In conclusion, we identified an eco-evolutionary population response where changes in individual somatic growth rates are caused by natural selection acting on the life-history in response to a combination of increased competition for food and change in imposed mortality. The response to selection leads to changes in individual growth rates, fecundity and population dynamics. In particular, we have witnessed adaptation to local environmental conditions (e.g. changing resource availability) that permitted recovery of a declining free-running population over approximately five generations. Harvesting caused the mean phenotype of harvested populations to deviate from unharvested phenotypes which contributed to long term differences in population growth rates between harvested and unharvested populations. However, due to evolutionary rescue, harvesting yields were 13% higher under adult harvesting at the end of the harvesting period than they would have been had the population been maintained at the density prior to the recovery at around week 40. The rapid eco-evolutionary responses to environmental change observed indicates a potential for evolution to help management aims more than has been normally appreciated.

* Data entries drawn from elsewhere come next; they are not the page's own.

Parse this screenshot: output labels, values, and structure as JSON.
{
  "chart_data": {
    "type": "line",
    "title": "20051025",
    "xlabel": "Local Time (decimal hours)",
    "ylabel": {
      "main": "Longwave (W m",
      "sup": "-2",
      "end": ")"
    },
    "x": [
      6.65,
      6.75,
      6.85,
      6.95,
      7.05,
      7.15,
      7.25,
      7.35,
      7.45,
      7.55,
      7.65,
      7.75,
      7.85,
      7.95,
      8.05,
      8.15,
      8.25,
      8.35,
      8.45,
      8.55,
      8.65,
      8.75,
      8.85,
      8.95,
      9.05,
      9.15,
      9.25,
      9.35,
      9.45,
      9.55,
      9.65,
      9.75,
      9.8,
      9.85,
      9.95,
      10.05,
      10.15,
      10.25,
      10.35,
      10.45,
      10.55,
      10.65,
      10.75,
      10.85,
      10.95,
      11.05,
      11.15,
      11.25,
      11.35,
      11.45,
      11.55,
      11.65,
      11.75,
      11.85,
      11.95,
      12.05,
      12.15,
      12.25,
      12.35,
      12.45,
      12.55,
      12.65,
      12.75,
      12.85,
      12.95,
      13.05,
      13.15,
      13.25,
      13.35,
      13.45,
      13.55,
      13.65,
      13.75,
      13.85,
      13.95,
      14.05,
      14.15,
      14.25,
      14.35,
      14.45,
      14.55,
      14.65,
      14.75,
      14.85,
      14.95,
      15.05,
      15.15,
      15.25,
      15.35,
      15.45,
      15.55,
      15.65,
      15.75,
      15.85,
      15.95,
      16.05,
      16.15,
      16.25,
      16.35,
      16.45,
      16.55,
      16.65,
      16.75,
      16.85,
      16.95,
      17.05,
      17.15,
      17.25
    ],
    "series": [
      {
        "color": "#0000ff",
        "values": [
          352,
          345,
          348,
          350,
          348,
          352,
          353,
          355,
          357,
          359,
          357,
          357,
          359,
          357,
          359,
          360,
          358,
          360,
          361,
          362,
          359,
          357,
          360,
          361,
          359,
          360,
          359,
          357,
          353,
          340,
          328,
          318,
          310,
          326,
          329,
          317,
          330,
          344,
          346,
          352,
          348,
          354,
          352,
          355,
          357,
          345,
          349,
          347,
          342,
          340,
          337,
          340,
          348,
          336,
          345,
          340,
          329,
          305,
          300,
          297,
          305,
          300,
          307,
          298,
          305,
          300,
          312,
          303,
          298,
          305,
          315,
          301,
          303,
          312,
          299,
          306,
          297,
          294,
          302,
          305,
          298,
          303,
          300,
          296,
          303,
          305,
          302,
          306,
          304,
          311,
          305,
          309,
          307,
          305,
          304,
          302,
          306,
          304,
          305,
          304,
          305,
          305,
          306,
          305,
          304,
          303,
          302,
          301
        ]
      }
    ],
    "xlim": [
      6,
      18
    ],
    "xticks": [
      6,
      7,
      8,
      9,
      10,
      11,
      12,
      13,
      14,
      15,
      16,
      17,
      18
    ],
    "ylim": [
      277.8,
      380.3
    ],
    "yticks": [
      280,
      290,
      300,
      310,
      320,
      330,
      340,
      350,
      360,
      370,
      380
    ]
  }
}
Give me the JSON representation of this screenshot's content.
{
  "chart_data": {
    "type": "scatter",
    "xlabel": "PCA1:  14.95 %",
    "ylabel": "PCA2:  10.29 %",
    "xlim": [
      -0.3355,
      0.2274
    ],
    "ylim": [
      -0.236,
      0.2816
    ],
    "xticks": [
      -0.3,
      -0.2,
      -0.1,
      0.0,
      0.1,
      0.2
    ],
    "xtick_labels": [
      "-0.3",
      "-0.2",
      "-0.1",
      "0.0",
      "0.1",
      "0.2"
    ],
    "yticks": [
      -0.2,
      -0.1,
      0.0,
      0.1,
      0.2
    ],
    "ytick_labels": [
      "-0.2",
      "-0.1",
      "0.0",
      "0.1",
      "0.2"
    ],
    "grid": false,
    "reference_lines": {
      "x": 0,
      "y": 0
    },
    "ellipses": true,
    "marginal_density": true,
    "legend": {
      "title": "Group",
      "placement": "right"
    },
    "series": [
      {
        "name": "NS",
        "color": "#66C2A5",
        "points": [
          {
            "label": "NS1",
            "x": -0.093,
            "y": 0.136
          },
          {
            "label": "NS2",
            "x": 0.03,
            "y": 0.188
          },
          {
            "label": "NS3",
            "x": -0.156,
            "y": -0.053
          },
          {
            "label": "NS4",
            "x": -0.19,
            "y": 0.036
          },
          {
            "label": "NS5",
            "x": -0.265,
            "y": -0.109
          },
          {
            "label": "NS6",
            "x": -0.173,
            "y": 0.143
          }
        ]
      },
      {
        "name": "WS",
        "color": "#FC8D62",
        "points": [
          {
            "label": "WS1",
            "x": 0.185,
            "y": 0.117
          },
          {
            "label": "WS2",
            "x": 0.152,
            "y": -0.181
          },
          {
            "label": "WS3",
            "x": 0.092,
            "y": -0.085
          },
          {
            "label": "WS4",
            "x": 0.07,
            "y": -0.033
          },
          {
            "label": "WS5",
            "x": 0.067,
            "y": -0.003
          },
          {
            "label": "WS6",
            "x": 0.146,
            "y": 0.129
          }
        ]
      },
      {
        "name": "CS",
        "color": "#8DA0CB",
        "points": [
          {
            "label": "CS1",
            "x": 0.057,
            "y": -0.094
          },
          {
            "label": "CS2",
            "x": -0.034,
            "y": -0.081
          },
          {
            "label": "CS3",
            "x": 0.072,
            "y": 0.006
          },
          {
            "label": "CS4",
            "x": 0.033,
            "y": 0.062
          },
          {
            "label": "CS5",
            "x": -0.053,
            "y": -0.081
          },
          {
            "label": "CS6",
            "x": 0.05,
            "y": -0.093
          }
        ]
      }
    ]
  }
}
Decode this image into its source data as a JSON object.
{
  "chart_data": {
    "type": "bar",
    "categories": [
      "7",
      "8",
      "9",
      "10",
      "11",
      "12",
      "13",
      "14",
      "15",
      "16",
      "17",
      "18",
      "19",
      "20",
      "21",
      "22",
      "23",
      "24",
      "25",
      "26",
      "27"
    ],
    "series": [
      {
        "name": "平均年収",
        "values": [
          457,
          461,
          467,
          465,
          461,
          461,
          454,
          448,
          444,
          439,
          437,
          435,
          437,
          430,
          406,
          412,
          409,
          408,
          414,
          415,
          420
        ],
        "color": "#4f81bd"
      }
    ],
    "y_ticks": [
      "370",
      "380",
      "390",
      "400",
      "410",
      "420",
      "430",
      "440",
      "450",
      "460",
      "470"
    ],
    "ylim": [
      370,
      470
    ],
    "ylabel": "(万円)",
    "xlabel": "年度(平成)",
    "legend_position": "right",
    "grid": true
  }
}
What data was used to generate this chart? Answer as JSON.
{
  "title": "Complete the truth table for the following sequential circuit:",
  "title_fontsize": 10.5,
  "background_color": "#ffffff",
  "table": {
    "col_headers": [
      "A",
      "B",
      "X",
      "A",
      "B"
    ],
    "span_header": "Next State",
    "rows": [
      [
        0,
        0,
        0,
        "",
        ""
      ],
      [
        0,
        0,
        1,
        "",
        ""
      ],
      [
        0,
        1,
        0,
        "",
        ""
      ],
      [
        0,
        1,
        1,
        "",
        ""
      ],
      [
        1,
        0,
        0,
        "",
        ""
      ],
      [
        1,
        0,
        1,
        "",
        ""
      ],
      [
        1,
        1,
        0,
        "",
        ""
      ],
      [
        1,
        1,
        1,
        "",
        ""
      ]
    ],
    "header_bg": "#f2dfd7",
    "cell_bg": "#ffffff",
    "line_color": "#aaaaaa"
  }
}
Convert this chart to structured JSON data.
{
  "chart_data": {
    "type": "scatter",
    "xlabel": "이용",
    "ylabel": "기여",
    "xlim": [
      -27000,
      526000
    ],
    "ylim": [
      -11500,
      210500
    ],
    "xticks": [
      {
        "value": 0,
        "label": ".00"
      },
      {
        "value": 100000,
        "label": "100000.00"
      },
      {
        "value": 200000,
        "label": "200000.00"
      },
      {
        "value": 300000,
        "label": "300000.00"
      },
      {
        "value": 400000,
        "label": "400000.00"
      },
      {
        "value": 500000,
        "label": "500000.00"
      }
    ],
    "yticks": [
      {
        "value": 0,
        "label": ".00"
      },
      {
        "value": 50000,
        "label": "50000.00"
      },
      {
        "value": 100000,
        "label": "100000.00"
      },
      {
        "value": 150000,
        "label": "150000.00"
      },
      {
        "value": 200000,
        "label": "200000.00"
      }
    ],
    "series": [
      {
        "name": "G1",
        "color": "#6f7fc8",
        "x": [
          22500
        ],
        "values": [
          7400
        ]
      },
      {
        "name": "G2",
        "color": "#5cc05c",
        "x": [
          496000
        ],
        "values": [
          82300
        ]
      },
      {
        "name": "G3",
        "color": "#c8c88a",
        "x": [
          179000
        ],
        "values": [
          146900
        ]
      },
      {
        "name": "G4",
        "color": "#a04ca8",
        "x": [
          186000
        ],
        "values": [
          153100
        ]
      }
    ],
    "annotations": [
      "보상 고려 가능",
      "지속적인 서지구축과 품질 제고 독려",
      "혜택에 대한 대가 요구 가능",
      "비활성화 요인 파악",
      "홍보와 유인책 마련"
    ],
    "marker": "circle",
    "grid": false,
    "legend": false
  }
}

We thank Freda Marshall for coordination of AFLP genotyping. We thank L. Persson and A. de Roos for feedback on earlier drafts, Stewart Plaistow for data and discussion. This study was funded by NERC grant NE/C510467/1 (to TGB and SBP) and a University of Leeds Postdoctoral Fellowship (TCC). This study met the ethical requirements of the University of Leeds, UK.
Experimental design, analysis and manuscript preparation by TCC, SBP and TGB. Experimental work by DOS, AR and TCC. Genetic analysis by SBP.